A Python-based Retrieval-Augmented Generation (RAG) pipeline using Wikipedia as the knowledge base. This project demonstrates how to fetch, preprocess, embed, store, and query Wikipedia content to enhance the capabilities of a large language model (LLM).
- Project Overview
- Features
- Directory Structure
- Prerequisites
- Installation
- Configuration
- Usage
- Examples
- Contributing
- Roadmap
- License
wiki-rag is a modular pipeline designed to:
- Fetch relevant Wikipedia articles via the MediaWiki API.
- Preprocess and chunk text for efficient embedding and retrieval.
- Embed content using your choice of embedding model (e.g., OpenAI embeddings).
- Index embeddings into a FAISS vector store for similarity search.
- Query the vector store and feed results into a Gemini-based LLM agent for concise, context-aware answers.
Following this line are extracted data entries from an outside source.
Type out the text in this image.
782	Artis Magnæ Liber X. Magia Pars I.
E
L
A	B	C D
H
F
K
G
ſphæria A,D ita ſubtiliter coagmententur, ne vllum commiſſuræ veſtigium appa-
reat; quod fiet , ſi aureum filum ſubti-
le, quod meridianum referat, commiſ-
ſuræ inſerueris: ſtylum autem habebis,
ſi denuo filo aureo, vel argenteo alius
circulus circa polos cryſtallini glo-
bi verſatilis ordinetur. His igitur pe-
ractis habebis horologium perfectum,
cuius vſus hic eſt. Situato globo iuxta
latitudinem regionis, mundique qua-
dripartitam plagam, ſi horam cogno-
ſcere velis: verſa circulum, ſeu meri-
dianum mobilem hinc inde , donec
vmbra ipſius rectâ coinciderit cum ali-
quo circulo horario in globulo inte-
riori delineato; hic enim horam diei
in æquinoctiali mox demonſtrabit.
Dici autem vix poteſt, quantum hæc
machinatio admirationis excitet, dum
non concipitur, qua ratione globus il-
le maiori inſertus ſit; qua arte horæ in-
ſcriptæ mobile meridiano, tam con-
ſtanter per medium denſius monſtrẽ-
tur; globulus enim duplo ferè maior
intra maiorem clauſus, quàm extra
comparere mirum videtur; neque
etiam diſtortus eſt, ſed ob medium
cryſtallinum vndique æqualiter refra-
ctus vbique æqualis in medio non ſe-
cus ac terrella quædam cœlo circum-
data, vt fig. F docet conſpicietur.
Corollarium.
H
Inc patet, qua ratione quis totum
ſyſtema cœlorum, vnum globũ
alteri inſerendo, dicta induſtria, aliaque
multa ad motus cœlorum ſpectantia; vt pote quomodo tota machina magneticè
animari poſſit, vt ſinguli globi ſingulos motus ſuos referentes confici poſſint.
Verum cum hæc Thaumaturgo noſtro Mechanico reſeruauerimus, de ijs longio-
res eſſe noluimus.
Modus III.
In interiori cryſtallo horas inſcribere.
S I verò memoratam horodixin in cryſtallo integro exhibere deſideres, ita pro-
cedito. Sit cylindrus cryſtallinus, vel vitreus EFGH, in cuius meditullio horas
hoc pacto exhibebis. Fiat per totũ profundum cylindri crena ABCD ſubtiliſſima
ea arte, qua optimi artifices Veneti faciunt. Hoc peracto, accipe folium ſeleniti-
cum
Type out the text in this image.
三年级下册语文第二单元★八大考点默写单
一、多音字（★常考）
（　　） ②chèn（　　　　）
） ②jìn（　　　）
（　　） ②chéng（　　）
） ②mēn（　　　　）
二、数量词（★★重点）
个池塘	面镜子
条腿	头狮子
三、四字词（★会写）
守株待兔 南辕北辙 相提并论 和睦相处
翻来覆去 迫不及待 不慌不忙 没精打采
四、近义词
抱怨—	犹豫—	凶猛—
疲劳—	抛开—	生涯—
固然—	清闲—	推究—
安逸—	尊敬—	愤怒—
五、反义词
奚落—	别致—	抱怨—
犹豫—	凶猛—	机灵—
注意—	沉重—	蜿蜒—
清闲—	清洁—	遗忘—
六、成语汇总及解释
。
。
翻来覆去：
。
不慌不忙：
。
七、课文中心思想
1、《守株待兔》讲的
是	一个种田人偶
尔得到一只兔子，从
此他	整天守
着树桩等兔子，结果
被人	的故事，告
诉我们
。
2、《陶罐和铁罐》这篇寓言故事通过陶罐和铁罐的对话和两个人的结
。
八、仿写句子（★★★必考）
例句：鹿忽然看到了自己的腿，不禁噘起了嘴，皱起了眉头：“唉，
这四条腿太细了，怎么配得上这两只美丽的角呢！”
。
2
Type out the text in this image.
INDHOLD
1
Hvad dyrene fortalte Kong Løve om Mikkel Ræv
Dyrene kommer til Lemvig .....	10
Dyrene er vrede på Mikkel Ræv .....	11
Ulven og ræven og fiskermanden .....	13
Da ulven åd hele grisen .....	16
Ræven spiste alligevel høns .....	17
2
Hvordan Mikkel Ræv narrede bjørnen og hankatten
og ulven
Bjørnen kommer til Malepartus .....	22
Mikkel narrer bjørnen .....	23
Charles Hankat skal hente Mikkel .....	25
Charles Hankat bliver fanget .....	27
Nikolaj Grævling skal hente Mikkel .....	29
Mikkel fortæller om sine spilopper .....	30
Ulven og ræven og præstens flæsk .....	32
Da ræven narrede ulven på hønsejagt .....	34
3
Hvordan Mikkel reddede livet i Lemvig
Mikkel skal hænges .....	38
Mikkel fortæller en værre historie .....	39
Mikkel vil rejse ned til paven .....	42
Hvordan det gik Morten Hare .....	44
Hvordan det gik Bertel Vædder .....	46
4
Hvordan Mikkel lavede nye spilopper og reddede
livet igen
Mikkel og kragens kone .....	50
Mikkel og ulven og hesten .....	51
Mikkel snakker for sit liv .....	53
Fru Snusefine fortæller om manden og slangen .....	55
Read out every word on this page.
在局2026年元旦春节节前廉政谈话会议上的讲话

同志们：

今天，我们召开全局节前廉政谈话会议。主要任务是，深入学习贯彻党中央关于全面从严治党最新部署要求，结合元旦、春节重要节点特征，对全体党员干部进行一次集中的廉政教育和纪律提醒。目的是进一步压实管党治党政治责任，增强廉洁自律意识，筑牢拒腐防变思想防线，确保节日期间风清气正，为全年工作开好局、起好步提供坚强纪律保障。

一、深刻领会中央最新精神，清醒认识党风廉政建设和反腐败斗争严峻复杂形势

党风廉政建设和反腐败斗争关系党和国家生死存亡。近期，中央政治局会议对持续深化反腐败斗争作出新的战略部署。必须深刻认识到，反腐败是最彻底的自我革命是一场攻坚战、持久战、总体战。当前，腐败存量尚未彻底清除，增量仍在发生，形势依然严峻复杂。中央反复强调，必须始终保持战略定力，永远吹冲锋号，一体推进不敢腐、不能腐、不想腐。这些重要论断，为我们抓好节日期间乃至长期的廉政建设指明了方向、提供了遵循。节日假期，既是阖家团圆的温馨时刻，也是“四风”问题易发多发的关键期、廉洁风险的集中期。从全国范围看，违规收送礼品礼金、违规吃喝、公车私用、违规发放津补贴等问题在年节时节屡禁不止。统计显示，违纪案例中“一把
This setup enables a lightweight, production‑ready RAG system using open, freely available wiki data.
- 🔍 Wikipedia Fetcher: Interface with the MediaWiki API to retrieve pages, categories, or search results.
- 🔧 Text Preprocessor: Clean, split, and organize raw text into chunks suitable for embedding.
- 🔢 Embeddings Module: Plug in any embedding provider (default: OpenAI).
- 💾 FAISS Vector Store: Fast, on-disk or in-memory vector indexing and similarity search.
- 🤖 LLM Agent: Use Google Gemini (or another LLM) to generate synthesized responses based on retrieved context.
- ⚙️ Configurable: Environment-driven settings for API keys, database URLs, chunk sizes, and more.
wiki-rag/
├── database/ # Database connection and utilities
├── embedder/ # Embedding generation scripts
├── faiss_processor/ # FAISS index building and querying
├── gemini_agent/ # LLM agent orchestration
├── preprocessor/ # Text cleaning, chunking, and metadata
├── warehouse/ # Raw data storage (e.g., local cache of articles)
├── wikipedia_api/ # MediaWiki API wrappers
├── main.py # Entry point: orchestrates end-to-end pipeline or exposes API
├── requirements.txt # Python dependencies
└── .gitignore # Files and directories to ignore
-
Python ≥ 3.8
-
pip or poetry
-
API Keys:
OPENAI_API_KEY(for embeddings)GEMINI_API_KEY(for LLM queries)
-
Clone the repo:
git clone https://github.com/xreedev/wiki-rag.git cd wiki-rag -
Install dependencies:
pip install -r requirements.txt
Create a .env file in the root directory (and ensure it is in .gitignore):
OPENAI_API_KEY=your_openai_key
GEMINI_API_KEY=your_gemini_key
# Optional overrides
WIKI_API_URL=https://en.wikipedia.org/w/api.php
EMBED_MODEL=text-embedding-ada-002
CHUNK_SIZE=500
VECTOR_STORE_PATH=./faiss_indexRun the pipeline end-to-end:
python main.py \
--query "Evolution of quantum computing" \
--top_k 5 \
--source wikiOr start an API server (if implemented in main.py):
uvicorn main:app --reload-
Local Search:
python main.py --query "Python concurrency" --mode local
-
Server Mode:
curl \ -X POST http://localhost:8000/ask \ -H "Content-Type: application/json" \ -d '{"question": "What is RAG?"}'
- Fork the repo.
- Create a feature branch:
git checkout -b feature/awesome - Commit your changes:
git commit -m "Add awesome feature" - Push:
git push origin feature/awesome - Open a pull request.
Please open issues for bugs or feature requests.
- Add Docker support for easy deployment
- Implement automated tests (pytest)
- CI/CD pipeline (GitHub Actions)
- Support multi-language wiki sources
- Real-time streaming responses from LLM
This project is licensed under the MIT License. See LICENSE for details.